The U.S. Army Corps of Engineers will be felling Russian olives and other trees on the south side of the river as soon as weather permits to decrease the flood risk in the area.

But at least one South Jeffco resident is not happy about the impending removal.

“Everybody who goes out there loves that stretch,” said Lynette Galisewski, who takes her dog, Koda, to the park daily for exercise. “It’s everybody’s favorite stretch.”

In the summer, she said, many visitors let their dogs splash in the river, as the nearby ponds quickly become murky. The trees currently provide a small measure of shade.

Late last year, trees along the river’s north side were removed.

“It’s just such a butcher job on that north side.
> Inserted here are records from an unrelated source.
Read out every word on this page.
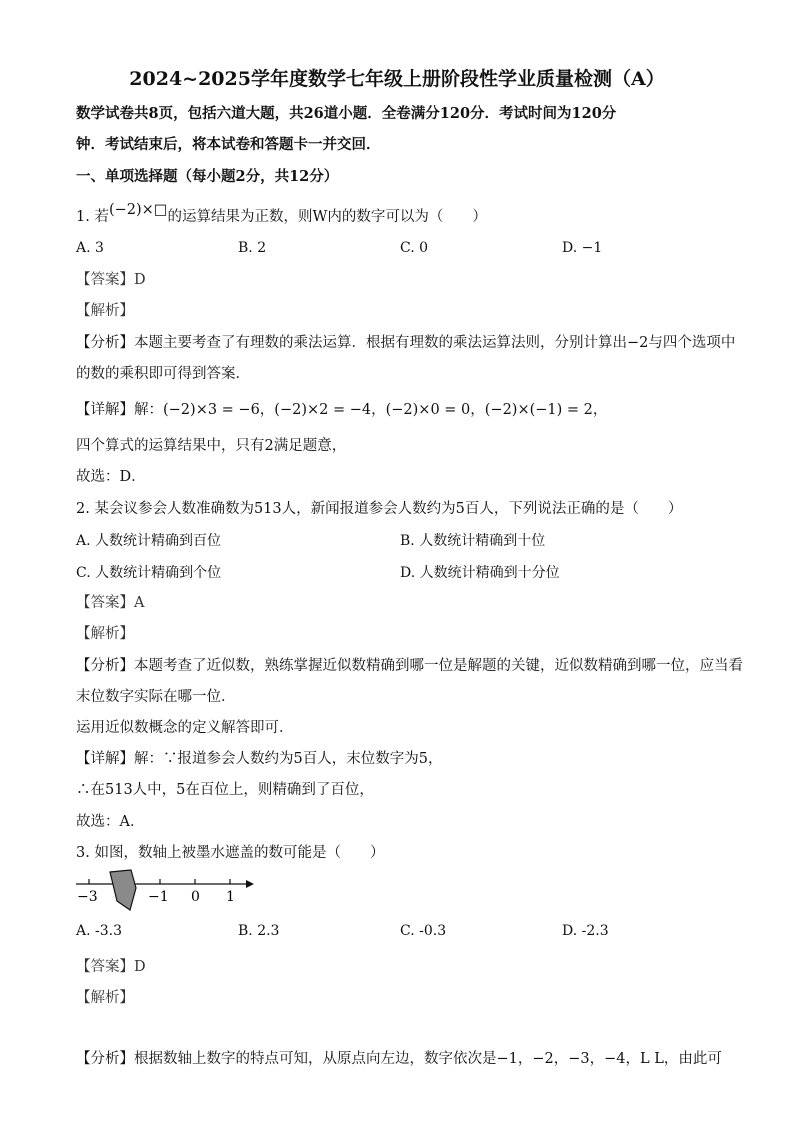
2024~2025学年度数学七年级上册阶段性学业质量检测（A）
数学试卷共8页，包括六道大题，共26道小题．全卷满分120分．考试时间为120分
钟．考试结束后，将本试卷和答题卡一并交回．
一、单项选择题（每小题2分，共12分）
1. 若(−2)×□的运算结果为正数，则W内的数字可以为（　　）
A. 3	B. 2	C. 0	D. −1
【答案】D
【解析】
【分析】本题主要考查了有理数的乘法运算．根据有理数的乘法运算法则，分别计算出−2与四个选项中
的数的乘积即可得到答案．
【详解】解：(−2)×3 = −6，(−2)×2 = −4，(−2)×0 = 0，(−2)×(−1) = 2，
四个算式的运算结果中，只有2满足题意，
故选：D．
2. 某会议参会人数准确数为513人，新闻报道参会人数约为5百人，下列说法正确的是（　　）
A. 人数统计精确到百位	B. 人数统计精确到十位
C. 人数统计精确到个位	D. 人数统计精确到十分位
【答案】A
【解析】
【分析】本题考查了近似数，熟练掌握近似数精确到哪一位是解题的关键，近似数精确到哪一位，应当看
末位数字实际在哪一位．
运用近似数概念的定义解答即可．
【详解】解：∵报道参会人数约为5百人，末位数字为5，
∴在513人中，5在百位上，则精确到了百位，
故选：A．
3. 如图，数轴上被墨水遮盖的数可能是（　　）
−3	−1 0 1
A. -3.3	B. 2.3	C. -0.3	D. -2.3
【答案】D
【解析】
【分析】根据数轴上数字的特点可知，从原点向左边，数字依次是−1，−2，−3，−4，L L，由此可
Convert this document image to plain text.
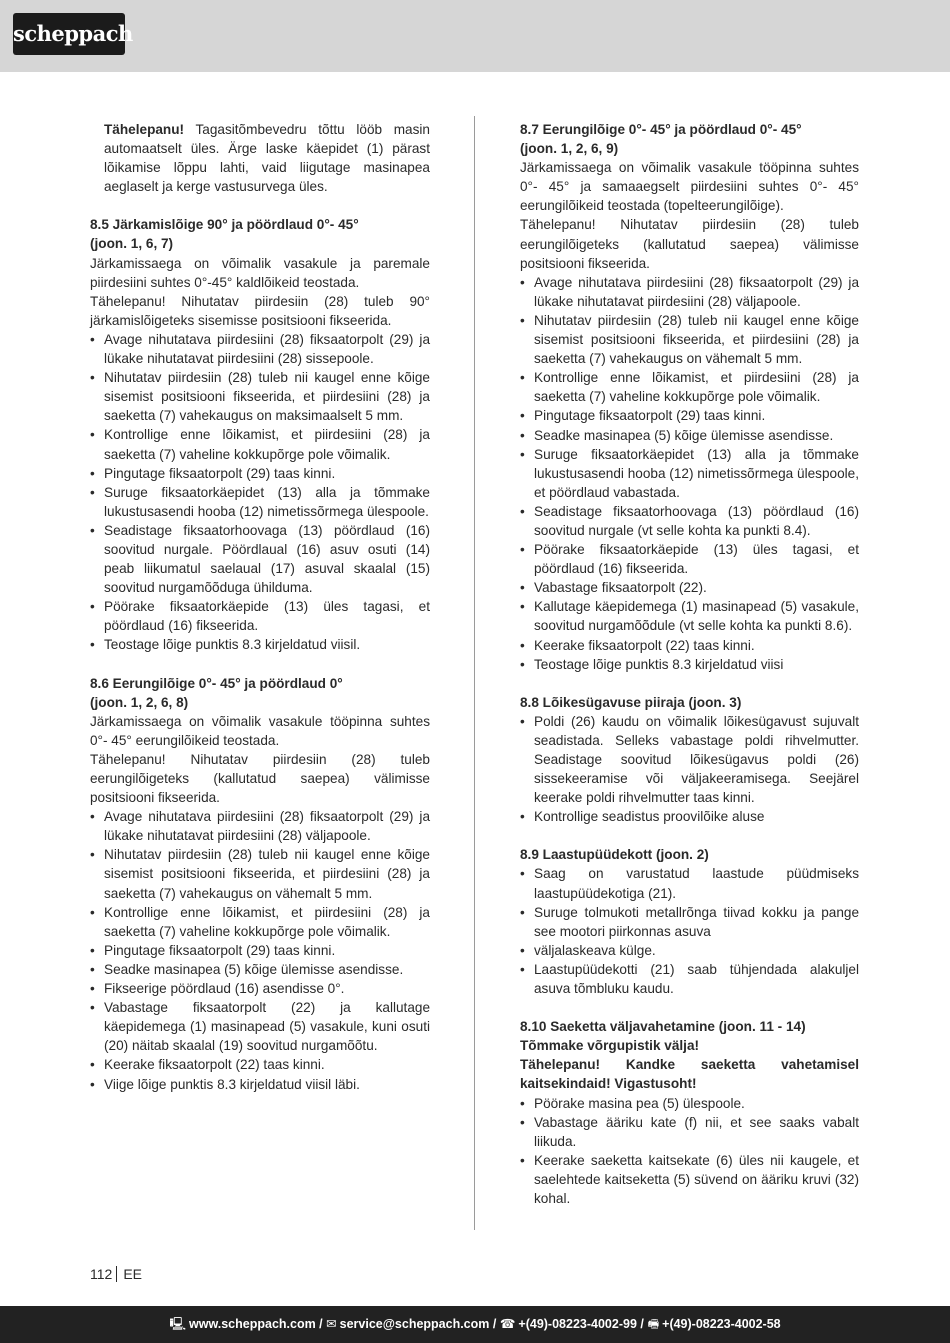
scheppach
Tähelepanu! Tagasitõmbevedru tõttu lööb masin automaatselt üles. Ärge laske käepidet (1) pärast lõikamise lõppu lahti, vaid liigutage masinapea aeglaselt ja kerge vastusurvega üles.
8.5 Järkamislõige 90° ja pöördlaud 0°- 45°
(joon. 1, 6, 7)
Järkamissaega on võimalik vasakule ja paremale piirdesiini suhtes 0°-45° kaldlõikeid teostada.
Tähelepanu! Nihutatav piirdesiin (28) tuleb 90° järkamislõigeteks sisemisse positsiooni fikseerida.
• Avage nihutatava piirdesiini (28) fiksaatorpolt (29) ja lükake nihutatavat piirdesiini (28) sissepoole.
• Nihutatav piirdesiin (28) tuleb nii kaugel enne kõige sisemist positsiooni fikseerida, et piirdesiini (28) ja saeketta (7) vahekaugus on maksimaalselt 5 mm.
• Kontrollige enne lõikamist, et piirdesiini (28) ja saeketta (7) vaheline kokkupõrge pole võimalik.
• Pingutage fiksaatorpolt (29) taas kinni.
• Suruge fiksaatorkäepidet (13) alla ja tõmmake lukustusasendi hooba (12) nimetissõrmega ülespoole.
• Seadistage fiksaatorhoovaga (13) pöördlaud (16) soovitud nurgale. Pöördlaual (16) asuv osuti (14) peab liikumatul saelaual (17) asuval skaalal (15) soovitud nurgamõõduga ühilduma.
• Pöörake fiksaatorkäepide (13) üles tagasi, et pöördlaud (16) fikseerida.
• Teostage lõige punktis 8.3 kirjeldatud viisil.
8.6 Eerungilõige 0°- 45° ja pöördlaud 0°
(joon. 1, 2, 6, 8)
Järkamissaega on võimalik vasakule tööpinna suhtes 0°- 45° eerungilõikeid teostada.
Tähelepanu! Nihutatav piirdesiin (28) tuleb eerungilõigeteks (kallutatud saepea) välimisse positsiooni fikseerida.
• Avage nihutatava piirdesiini (28) fiksaatorpolt (29) ja lükake nihutatavat piirdesiini (28) väljapoole.
• Nihutatav piirdesiin (28) tuleb nii kaugel enne kõige sisemist positsiooni fikseerida, et piirdesiini (28) ja saeketta (7) vahekaugus on vähemalt 5 mm.
• Kontrollige enne lõikamist, et piirdesiini (28) ja saeketta (7) vaheline kokkupõrge pole võimalik.
• Pingutage fiksaatorpolt (29) taas kinni.
• Seadke masinapea (5) kõige ülemisse asendisse.
• Fikseerige pöördlaud (16) asendisse 0°.
• Vabastage fiksaatorpolt (22) ja kallutage käepidemega (1) masinapead (5) vasakule, kuni osuti (20) näitab skaalal (19) soovitud nurgamõõtu.
• Keerake fiksaatorpolt (22) taas kinni.
• Viige lõige punktis 8.3 kirjeldatud viisil läbi.
8.7 Eerungilõige 0°- 45° ja pöördlaud 0°- 45°
(joon. 1, 2, 6, 9)
Järkamissaega on võimalik vasakule tööpinna suhtes 0°- 45° ja samaaegselt piirdesiini suhtes 0°- 45° eerungilõikeid teostada (topelteerungilõige).
Tähelepanu! Nihutatav piirdesiin (28) tuleb eerungilõigeteks (kallutatud saepea) välimisse positsiooni fikseerida.
• Avage nihutatava piirdesiini (28) fiksaatorpolt (29) ja lükake nihutatavat piirdesiini (28) väljapoole.
• Nihutatav piirdesiin (28) tuleb nii kaugel enne kõige sisemist positsiooni fikseerida, et piirdesiini (28) ja saeketta (7) vahekaugus on vähemalt 5 mm.
• Kontrollige enne lõikamist, et piirdesiini (28) ja saeketta (7) vaheline kokkupõrge pole võimalik.
• Pingutage fiksaatorpolt (29) taas kinni.
• Seadke masinapea (5) kõige ülemisse asendisse.
• Suruge fiksaatorkäepidet (13) alla ja tõmmake lukustusasendi hooba (12) nimetissõrmega ülespoole, et pöördlaud vabastada.
• Seadistage fiksaatorhoovaga (13) pöördlaud (16) soovitud nurgale (vt selle kohta ka punkti 8.4).
• Pöörake fiksaatorkäepide (13) üles tagasi, et pöördlaud (16) fikseerida.
• Vabastage fiksaatorpolt (22).
• Kallutage käepidemega (1) masinapead (5) vasakule, soovitud nurgamõõdule (vt selle kohta ka punkti 8.6).
• Keerake fiksaatorpolt (22) taas kinni.
• Teostage lõige punktis 8.3 kirjeldatud viisi
8.8 Lõikesügavuse piiraja (joon. 3)
• Poldi (26) kaudu on võimalik lõikesügavust sujuvalt seadistada. Selleks vabastage poldi rihvelmutter. Seadistage soovitud lõikesügavus poldi (26) sissekeeramise või väljakeeramisega. Seejärel keerake poldi rihvelmutter taas kinni.
• Kontrollige seadistus proovilõike aluse
8.9 Laastupüüdekott (joon. 2)
• Saag on varustatud laastude püüdmiseks laastupüüdekotiga (21).
• Suruge tolmukoti metallrõnga tiivad kokku ja pange see mootori piirkonnas asuva
• väljalaskeava külge.
• Laastupüüdekotti (21) saab tühjendada alakuljel asuva tõmbluku kaudu.
8.10 Saeketta väljavahetamine (joon. 11 - 14)
Tõmmake võrgupistik välja!
Tähelepanu! Kandke saeketta vahetamisel kaitsekindaid! Vigastusoht!
• Pöörake masina pea (5) ülespoole.
• Vabastage ääriku kate (f) nii, et see saaks vabalt liikuda.
• Keerake saeketta kaitsekate (6) üles nii kaugele, et saelehtede kaitseketta (5) süvend on ääriku kruvi (32) kohal.
112 EE
🖳 www.scheppach.com / ✉ service@scheppach.com / ☎ +(49)-08223-4002-99 / 🖷 +(49)-08223-4002-58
I’d hate to see that happen to the south side as well,” Galisewski said.

Despite the trees’ aesthetic appeal, they present a flood risk to the area, said civil engineer Dan Johnson.

“The Chatfield Dam was constructed for flood protection. (The stretch of river is) part of the constructed channel,” he said. “It was designed without the trees in there. … The trees reduce the ability to send the current amount of water downstream.”

Whether visitors are upset by the disappearance of the wooded area is of less concern than maintaining public safety, he said. Environmental concerns, such as ensuring that the endangered Preble’s meadow jumping mouse species wasn’t living in the area, also were examined, he said.

“The actual flood protection is the major determining factor,” Johnson said. “Making sure people are safe is more important.”

Popularity of the dog park has exploded in recent years, and potential concerns such as conflicts among dogs, their owners and other users of park space were evaluated in a 2008 survey. Changes to the dog park area this year could include additional fencing, gates, new paths or a reduction in the size of the actual dog-friendly area.

“We are hoping to present some information to the parks board here in January,” said assistant park manager Keith Kahler.

Upcoming modifications to the area would likely be made in the summer, he said.

The off-leash dog park, which originally was created as a hunting-dog training area, is currently Chatfield’s most heavily used attraction. Managing potential conflicts from bike accidents, dog bites and dogfights is essential to preserving safe and successful use of the area, he said.

“It is very busy,” Kahler said. “And this time of year it represents our biggest activity.”